The Strategic Price Of Israel's Gaza Assault

Palestinians carry a wounded man from a building struck by an
Israeli missile strike in Gaza City. Majed Hamdan / AP


From Time Magazine:

A hot war in Gaza was not how Israel planned to appear on the strategic agenda of Barack Obama when he takes office in January. Its leaders had hoped to keep the Israeli-Palestinian conflict on the backburner of the new Administration, which Israel hopes will make Iran's nuclear program its overriding priority in the Middle East. Instead, the weekend bloodbath in Gaza — the deadliest since Israel occupied the territory in 1967 — will cast the Israeli-Palestinian conflict as an urgent crisis demanding a response from Washington, and highlighting the failure of the Bush Administration's and Israel's policies on Hamas in Gaza.

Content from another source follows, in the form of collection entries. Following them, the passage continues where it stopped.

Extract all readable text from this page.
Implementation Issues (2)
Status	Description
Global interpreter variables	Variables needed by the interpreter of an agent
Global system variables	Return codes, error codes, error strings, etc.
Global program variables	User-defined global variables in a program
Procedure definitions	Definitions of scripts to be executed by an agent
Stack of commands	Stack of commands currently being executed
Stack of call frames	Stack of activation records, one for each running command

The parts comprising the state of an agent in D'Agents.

The air strikes that began Saturday, in which Palestinians claim at least 280 people have been killed, marked a dramatic escalation of a high-stakes strategic poker game between Israel and Hamas. Over the past seven weeks, each side has calculated the odds of outbidding the other, and even as Hamas, and the civilian population it represents, paid a heavy price in human casualties over the weekend, it may nonetheless retain a strategic advantage.

Read more ....

My Comment: The title of this article should have been .... "The Strategic Price For Israel In NOT Assaulting The Gaza Strip". From my perspective Israel had very little choice but to respond. The economic blockade was choking Hamas in the Gaza strip ..... giving them the only alternative but to drop the truce and resume rocket attacks to restore their legitimacy in the eyes of the Palestinians.

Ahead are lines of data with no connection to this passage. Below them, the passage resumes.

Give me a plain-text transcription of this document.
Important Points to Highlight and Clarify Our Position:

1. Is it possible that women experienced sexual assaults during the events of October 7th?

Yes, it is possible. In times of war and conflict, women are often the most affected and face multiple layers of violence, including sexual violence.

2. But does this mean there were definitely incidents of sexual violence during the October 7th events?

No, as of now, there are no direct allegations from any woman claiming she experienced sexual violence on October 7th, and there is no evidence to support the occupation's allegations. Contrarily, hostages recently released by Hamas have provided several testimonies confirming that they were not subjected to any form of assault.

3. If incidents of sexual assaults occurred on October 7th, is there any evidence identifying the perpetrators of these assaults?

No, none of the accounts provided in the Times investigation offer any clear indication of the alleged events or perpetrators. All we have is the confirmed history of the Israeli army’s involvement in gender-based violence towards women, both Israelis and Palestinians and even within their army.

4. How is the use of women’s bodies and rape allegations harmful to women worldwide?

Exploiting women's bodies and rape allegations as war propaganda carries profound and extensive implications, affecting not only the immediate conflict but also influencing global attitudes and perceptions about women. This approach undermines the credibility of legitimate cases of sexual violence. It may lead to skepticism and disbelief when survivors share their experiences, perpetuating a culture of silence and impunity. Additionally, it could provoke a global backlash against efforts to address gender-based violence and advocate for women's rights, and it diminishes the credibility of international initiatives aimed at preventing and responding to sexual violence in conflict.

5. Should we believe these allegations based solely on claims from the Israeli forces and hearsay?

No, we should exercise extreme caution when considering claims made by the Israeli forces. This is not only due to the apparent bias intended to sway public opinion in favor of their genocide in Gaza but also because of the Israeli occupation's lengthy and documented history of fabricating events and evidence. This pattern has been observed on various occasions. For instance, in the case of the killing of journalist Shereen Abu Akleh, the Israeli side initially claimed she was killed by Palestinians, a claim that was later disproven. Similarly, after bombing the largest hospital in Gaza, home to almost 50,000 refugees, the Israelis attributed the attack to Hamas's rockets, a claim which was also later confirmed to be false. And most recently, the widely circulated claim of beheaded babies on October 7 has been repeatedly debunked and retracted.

In return, Israel had to respond. Failure to do so would have put them in a very delicate situation in front of their enemies. Weakness has always resulted in more bloodshed in the Middle East. A thousand may die in the next few weeks, but the toll would be higher (in the long run) if nothing was done now. Such has been the sad state of Middle Eastern Affairs for centuries.

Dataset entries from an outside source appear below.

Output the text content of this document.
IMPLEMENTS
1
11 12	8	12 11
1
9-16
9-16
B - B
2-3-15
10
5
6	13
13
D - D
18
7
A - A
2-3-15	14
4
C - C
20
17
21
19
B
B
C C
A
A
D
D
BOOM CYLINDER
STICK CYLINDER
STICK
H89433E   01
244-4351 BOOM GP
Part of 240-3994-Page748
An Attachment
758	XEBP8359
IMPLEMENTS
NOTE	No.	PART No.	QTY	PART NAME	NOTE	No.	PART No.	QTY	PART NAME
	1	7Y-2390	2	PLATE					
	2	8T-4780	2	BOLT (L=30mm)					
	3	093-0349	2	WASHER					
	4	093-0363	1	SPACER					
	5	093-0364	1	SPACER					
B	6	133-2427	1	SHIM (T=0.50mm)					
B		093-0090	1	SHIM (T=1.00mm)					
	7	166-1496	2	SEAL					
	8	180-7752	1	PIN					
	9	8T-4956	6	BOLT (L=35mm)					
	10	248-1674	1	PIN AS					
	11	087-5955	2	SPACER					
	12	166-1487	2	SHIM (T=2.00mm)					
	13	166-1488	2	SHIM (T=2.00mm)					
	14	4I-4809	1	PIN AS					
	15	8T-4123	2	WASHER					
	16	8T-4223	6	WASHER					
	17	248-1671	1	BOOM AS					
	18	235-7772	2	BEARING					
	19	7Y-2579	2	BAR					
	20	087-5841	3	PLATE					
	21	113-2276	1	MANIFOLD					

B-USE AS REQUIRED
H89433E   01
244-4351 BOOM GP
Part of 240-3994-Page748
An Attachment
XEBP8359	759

The Time's assertion that this is a failure of Israeli and White House strategy is ridiculous. Hamas .... unlike Fatah (even under Arafat) .... has always been very clear on their ultimate goal of destroying the State of Israel. This has always been a non-negotiable condition for Hamas. From my perspective negotiation and compromise is impossible with people who are dedicated to your extermination. I guess the Time's reporter for this article and his editorial managers have a different point of view while residing in their comfortable New York City offices.

As a result this war was sooooo predictable. I have been looking at my posts for the past year on this issue .... and they are universal in the observation that any truce will only be used as a tactic by both sides to resume the conflict between each other. This war is supported by the populations of both sides. The people in Gaza clearly gave this mandate to Hamas in elections two years ago, and public opinion has been strongly tilting to the hawks in Israel for the past year.

If there is an area where I have been wrong, it is in my guess on when this conflict was going to resume again. I personally never thought that the truce would last 6 months. Come to think of it .... no one really did.

What will be the outcome after this conflict .... probably more of the same. Until public opinion changes on both sides, this conflict will continue in perpetuity.